The Gerontology Research Group says that 111-year-old Sakari Momoi from Saitama City, Japan, near Tokyo, is officially the world’s oldest man.
The previous holder, Alexander Imich, passed away in New York Sunday morning.
Momoi was born just one day after Imich, on February 5, 1903.
He was school teacher and was honored with a medal for his long service to education.
Officials at Guinness World Records are now checking whether he can be certified as the world’s oldest man in the record books.
Imich, who was born in Poland, lived at a Manhattan senior residence since 1986 and was certified in April by Guinness World Records.
A retired chemist, he fought against the Bolshevik Revolution and survived the Holocaust in World War 2 before immigrating to the United States from the Soviet Union in the 50's.
Craig Glenday, editor of Guinness World Records, said in a statement: “What an incredible life Dr Imich led – fighting the Bolsheviks as a teenager, earning a PhD in the 1920s, surviving a Soviet labor camp, losing much of his family to the Nazis and pursuing a successful career as a chemist and parapsychologist.

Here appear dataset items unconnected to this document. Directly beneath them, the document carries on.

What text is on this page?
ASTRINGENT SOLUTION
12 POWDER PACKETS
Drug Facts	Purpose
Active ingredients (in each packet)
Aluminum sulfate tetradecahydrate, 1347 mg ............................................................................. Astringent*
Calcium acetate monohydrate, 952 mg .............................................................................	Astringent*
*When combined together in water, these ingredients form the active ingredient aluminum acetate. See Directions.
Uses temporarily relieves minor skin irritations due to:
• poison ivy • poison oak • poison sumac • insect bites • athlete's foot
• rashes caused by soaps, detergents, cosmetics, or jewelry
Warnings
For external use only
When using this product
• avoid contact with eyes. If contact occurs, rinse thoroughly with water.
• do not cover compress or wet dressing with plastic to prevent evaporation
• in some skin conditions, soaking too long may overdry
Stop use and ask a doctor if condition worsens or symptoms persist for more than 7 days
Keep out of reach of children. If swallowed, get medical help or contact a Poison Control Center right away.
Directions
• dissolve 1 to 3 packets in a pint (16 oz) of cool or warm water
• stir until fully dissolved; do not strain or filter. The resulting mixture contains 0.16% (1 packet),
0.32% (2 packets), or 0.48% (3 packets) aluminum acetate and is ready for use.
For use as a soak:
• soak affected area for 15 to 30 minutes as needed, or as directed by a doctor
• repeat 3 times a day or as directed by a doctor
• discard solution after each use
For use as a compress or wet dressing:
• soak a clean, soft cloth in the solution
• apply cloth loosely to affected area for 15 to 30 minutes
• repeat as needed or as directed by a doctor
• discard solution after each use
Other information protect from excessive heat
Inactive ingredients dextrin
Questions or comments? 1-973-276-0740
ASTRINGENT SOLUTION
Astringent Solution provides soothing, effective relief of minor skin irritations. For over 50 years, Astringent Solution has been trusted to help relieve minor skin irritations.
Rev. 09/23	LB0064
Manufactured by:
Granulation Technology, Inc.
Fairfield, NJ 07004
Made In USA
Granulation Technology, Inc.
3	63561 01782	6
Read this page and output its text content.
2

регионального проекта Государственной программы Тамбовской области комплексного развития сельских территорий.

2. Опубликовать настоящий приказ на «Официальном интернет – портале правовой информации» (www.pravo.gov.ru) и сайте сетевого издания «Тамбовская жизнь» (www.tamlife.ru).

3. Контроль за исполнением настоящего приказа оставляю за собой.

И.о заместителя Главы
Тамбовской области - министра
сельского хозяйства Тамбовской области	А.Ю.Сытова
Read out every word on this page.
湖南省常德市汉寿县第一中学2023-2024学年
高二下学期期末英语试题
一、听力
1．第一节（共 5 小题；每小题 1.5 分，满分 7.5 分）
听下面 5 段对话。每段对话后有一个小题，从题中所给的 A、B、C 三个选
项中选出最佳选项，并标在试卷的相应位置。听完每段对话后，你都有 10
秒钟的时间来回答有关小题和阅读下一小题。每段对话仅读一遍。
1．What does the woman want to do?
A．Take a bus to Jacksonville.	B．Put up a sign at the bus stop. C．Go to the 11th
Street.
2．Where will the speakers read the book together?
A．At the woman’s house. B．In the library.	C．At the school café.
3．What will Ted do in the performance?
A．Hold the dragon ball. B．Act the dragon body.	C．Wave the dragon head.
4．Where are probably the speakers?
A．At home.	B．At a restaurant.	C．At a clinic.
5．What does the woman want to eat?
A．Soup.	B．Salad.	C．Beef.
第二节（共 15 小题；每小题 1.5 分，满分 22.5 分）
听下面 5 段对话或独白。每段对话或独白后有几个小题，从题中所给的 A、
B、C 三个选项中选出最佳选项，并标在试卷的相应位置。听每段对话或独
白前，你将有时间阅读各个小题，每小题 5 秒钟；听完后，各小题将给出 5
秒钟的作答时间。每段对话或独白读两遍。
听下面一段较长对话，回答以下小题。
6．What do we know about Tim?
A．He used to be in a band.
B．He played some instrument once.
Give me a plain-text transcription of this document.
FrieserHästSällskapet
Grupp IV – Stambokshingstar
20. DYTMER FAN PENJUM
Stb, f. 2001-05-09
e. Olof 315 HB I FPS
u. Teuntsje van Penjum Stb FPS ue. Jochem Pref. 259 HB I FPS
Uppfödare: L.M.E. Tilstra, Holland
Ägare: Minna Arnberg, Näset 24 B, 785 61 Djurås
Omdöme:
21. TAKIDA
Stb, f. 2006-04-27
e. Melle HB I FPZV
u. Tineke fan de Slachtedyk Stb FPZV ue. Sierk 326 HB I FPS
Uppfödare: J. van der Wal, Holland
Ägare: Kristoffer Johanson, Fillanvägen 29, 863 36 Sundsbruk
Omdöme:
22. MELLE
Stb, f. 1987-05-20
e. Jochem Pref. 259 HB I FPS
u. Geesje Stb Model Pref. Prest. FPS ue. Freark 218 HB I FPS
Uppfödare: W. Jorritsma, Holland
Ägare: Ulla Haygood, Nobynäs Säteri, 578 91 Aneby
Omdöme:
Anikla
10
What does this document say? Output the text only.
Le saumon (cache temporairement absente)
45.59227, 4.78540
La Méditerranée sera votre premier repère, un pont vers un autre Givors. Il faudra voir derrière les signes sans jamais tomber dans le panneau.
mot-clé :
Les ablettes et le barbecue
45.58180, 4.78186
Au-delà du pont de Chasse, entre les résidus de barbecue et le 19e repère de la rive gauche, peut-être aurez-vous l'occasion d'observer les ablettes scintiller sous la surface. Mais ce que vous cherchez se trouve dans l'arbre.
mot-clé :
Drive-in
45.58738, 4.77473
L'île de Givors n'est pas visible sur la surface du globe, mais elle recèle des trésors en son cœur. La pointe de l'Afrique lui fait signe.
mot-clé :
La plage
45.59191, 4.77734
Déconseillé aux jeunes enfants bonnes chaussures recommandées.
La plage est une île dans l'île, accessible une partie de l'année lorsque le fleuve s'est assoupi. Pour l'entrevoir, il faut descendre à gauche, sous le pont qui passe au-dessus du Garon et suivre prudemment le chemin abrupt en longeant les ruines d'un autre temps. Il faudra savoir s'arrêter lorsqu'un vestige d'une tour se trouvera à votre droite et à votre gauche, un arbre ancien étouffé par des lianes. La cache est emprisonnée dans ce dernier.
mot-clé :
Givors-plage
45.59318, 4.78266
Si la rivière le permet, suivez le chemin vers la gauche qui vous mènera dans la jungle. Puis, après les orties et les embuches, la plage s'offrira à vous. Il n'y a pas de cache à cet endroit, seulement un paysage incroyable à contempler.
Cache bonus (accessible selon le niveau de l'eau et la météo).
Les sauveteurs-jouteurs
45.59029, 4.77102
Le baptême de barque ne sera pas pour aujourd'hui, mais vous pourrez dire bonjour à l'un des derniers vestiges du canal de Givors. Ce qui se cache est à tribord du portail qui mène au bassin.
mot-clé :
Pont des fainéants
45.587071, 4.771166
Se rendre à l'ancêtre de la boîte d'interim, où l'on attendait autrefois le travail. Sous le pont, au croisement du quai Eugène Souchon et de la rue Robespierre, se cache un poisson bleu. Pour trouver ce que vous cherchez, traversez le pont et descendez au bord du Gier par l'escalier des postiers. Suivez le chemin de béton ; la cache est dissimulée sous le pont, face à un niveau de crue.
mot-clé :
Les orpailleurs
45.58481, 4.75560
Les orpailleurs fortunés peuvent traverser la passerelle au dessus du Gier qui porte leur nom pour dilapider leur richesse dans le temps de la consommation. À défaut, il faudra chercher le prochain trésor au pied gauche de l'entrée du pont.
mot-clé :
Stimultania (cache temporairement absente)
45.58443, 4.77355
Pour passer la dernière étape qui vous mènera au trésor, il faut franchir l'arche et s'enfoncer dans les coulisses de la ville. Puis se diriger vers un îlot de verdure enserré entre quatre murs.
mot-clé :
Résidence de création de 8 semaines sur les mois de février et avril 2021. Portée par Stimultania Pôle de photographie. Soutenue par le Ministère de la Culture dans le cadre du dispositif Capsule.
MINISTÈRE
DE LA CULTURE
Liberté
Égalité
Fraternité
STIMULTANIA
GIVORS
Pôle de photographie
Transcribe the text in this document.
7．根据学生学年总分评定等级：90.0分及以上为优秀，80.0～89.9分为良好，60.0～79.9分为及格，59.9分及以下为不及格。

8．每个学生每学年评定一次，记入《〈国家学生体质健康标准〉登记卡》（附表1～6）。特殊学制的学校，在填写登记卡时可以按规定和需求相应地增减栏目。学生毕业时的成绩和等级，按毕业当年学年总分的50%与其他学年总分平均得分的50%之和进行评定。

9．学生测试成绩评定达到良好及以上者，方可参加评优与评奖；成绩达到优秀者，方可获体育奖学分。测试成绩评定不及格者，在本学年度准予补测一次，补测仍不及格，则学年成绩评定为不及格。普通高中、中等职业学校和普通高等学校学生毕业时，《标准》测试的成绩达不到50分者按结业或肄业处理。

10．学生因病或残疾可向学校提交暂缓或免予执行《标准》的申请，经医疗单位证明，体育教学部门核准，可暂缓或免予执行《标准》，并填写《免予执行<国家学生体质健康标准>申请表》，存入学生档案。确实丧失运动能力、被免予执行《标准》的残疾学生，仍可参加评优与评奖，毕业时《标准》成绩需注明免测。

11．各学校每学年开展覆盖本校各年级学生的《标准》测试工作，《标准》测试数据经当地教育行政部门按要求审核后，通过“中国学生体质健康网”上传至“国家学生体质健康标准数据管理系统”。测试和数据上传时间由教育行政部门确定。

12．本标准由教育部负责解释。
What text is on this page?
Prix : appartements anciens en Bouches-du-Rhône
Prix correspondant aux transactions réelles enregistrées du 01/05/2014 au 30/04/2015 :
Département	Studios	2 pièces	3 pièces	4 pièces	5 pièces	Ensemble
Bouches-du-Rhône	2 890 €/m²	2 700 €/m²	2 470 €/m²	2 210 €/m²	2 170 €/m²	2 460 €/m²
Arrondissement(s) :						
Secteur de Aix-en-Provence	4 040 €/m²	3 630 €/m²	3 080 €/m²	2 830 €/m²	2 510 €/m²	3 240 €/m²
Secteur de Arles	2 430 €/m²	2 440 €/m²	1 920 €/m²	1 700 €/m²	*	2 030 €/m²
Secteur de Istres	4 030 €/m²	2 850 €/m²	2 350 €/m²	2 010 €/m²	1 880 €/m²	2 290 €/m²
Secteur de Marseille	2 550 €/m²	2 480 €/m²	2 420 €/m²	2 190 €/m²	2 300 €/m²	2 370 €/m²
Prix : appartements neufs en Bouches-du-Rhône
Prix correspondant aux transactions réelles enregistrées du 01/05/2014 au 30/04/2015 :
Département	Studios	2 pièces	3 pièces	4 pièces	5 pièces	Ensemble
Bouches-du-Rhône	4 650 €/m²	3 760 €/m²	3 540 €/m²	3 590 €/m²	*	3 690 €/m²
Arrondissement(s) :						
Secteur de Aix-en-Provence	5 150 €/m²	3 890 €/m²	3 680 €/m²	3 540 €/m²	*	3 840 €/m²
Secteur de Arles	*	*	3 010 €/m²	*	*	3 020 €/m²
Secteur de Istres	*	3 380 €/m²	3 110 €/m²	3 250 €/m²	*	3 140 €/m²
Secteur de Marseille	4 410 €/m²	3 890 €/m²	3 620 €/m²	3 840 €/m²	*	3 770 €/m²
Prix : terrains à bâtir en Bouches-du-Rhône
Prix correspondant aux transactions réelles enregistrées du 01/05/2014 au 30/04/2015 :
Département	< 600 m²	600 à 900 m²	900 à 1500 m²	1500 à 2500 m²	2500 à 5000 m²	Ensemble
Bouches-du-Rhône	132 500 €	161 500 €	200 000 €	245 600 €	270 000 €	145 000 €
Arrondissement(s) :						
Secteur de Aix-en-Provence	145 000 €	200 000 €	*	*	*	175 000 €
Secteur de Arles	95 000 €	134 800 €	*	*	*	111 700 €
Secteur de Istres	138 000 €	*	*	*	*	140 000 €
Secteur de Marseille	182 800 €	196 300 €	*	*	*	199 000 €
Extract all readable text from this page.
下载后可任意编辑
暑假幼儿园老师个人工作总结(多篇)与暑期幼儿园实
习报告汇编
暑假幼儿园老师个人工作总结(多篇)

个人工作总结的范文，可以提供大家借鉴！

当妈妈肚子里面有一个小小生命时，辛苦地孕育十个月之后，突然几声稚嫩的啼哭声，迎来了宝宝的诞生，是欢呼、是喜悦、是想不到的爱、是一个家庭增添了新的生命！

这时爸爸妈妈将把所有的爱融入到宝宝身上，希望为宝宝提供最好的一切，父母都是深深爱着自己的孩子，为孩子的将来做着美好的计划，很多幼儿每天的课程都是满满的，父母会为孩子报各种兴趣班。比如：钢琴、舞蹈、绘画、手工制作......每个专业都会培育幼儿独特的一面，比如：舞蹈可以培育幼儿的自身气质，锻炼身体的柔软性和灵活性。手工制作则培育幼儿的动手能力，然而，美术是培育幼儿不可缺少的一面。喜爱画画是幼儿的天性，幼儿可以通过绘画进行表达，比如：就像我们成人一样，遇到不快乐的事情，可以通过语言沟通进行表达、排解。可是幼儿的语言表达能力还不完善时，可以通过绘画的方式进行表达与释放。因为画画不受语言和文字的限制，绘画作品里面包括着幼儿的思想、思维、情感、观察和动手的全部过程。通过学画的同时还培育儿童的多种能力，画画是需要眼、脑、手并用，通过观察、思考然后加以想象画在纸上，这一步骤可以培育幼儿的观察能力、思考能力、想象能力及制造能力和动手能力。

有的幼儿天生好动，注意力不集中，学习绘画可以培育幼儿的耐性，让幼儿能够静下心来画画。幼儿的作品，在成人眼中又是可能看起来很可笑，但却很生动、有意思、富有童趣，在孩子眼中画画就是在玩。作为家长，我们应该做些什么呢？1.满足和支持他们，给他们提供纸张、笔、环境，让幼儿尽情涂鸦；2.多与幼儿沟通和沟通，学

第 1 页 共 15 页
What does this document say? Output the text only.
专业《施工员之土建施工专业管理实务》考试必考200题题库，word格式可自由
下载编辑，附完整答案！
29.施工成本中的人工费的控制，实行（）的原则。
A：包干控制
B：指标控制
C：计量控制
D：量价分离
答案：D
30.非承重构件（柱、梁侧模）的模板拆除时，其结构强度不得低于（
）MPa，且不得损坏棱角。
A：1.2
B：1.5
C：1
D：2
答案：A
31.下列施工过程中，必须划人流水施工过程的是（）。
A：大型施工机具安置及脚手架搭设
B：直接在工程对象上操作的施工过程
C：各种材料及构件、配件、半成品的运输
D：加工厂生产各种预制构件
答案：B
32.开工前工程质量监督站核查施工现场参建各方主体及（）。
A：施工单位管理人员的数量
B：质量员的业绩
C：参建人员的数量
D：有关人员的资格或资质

To live such an extraordinarily long and rich life is a testament to good genes, a healthy lifestyle and a positive mental attitude.”
Mr Imich once said in an interview: “I don’t know, I simply didn't die earlier. I have no idea how this happened.”
Dozens of women, who tend to have longer lifespans than men, are older than Mr Imich. The oldest of them, officially the world’s oldest person, is 116-year-old Japanese woman Misao Okawa, who lives in Osaka City, Japan.